Question

Let $F_1\left(A,B,C\right)=\left(A\wedge ~B\right)\vee \left[~C\wedge \left(A\vee B\right)\right]\vee ~A$ and $F_2\left(A,B\right)=\left(A\vee B\right)\vee \left(B\to ~A\right)$be two logical expressions.
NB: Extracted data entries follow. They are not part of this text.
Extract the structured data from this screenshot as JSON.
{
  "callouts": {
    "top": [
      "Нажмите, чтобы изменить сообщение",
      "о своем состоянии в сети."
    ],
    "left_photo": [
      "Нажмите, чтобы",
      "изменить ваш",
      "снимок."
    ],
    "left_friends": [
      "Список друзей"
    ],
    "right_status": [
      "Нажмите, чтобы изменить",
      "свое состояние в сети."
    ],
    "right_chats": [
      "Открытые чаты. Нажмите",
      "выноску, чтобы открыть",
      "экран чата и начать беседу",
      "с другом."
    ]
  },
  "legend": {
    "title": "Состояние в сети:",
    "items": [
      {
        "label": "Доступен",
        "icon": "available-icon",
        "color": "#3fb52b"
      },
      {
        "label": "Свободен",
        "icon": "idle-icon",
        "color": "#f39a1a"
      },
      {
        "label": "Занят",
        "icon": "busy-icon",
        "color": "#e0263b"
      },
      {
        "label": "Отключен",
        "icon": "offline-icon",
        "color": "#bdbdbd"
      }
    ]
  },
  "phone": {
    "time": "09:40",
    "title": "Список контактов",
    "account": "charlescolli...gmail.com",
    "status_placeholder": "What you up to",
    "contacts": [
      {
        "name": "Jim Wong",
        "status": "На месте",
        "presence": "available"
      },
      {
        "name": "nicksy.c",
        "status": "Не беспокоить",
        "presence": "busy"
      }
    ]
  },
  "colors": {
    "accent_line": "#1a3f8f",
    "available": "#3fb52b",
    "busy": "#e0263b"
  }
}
Then:

• A. $F_1$ is not a tautology but $F_2$ is a tautology
• B. $F_1$ is a tautology but $F_2$ is not a tautology
• C. $F_1$ and $F_2$ both area tautologies
• D. Both $F_1$ and $F_2$ are not tautologies

Answer 1

The correct option is A

$F_1$ is not a tautology but $F_2$ is a tautology

Simplifying the given logical expressions.

Given data

$F_1\left(A,B,C\right)=\left(A\wedge ~B\right)\vee \left[~C\wedge \left(A\vee B\right)\right]\vee ~A$

$F_2\left(A,B\right)=\left(A\vee B\right)\vee \left(B\to ~A\right)$

Consider the given equation as:

$$\begin{gathered} F_1\left(A,B,C\right)=\left(A\wedge ~B\right)\vee \left[~C\wedge \left(A\vee B\right)\right]\vee ~A \\ {F}_1\left(A,B,C\right)=\left\{\left(A\wedge ~B\right)\vee ~A\right\}\vee \left[\left(A\vee B\right)\wedge ~C\right] \\ {F}_1\left(A,B,C\right)=\left\{\left(A\vee ~A\right)\wedge \left(~A\vee ~B\right)\right\}\vee \left[\left(A\vee B\right)\wedge ~C\right] \\ {F}_1\left(A,B,C\right)=\left\{t\wedge \left(~A\vee ~B\right)\right\}\vee \left[\left(A\vee B\right)\wedge ~C\right] \\ {F}_1\left(A,B,C\right)=\left\{\left(~A\vee ~B\right)\right\}\vee \left[\left(A\vee B\right)\wedge ~C\right] \\ {F}_1\left(A,B,C\right)=\left[\left(~A\vee ~B\right)\vee \left(A\vee B\right)\right]\left[\left(~A\vee ~B\right)\wedge ~C\right] \end{gathered}$$

$\left[\left(~A\vee ~B\right)\vee \left(A\vee B\right)\right]=t$

$F_1\left(A,B,C\right)=\left[\left(~A\vee ~B\right)\wedge ~C\right]\ne t\left(\text{tautology}\right)$

$F_2\left(A,B\right)=\left(A\vee B\right)\vee \left(B\to ~A\right)=t\left(\text{tautology}\right)$

Hence, the correct answer is Option A.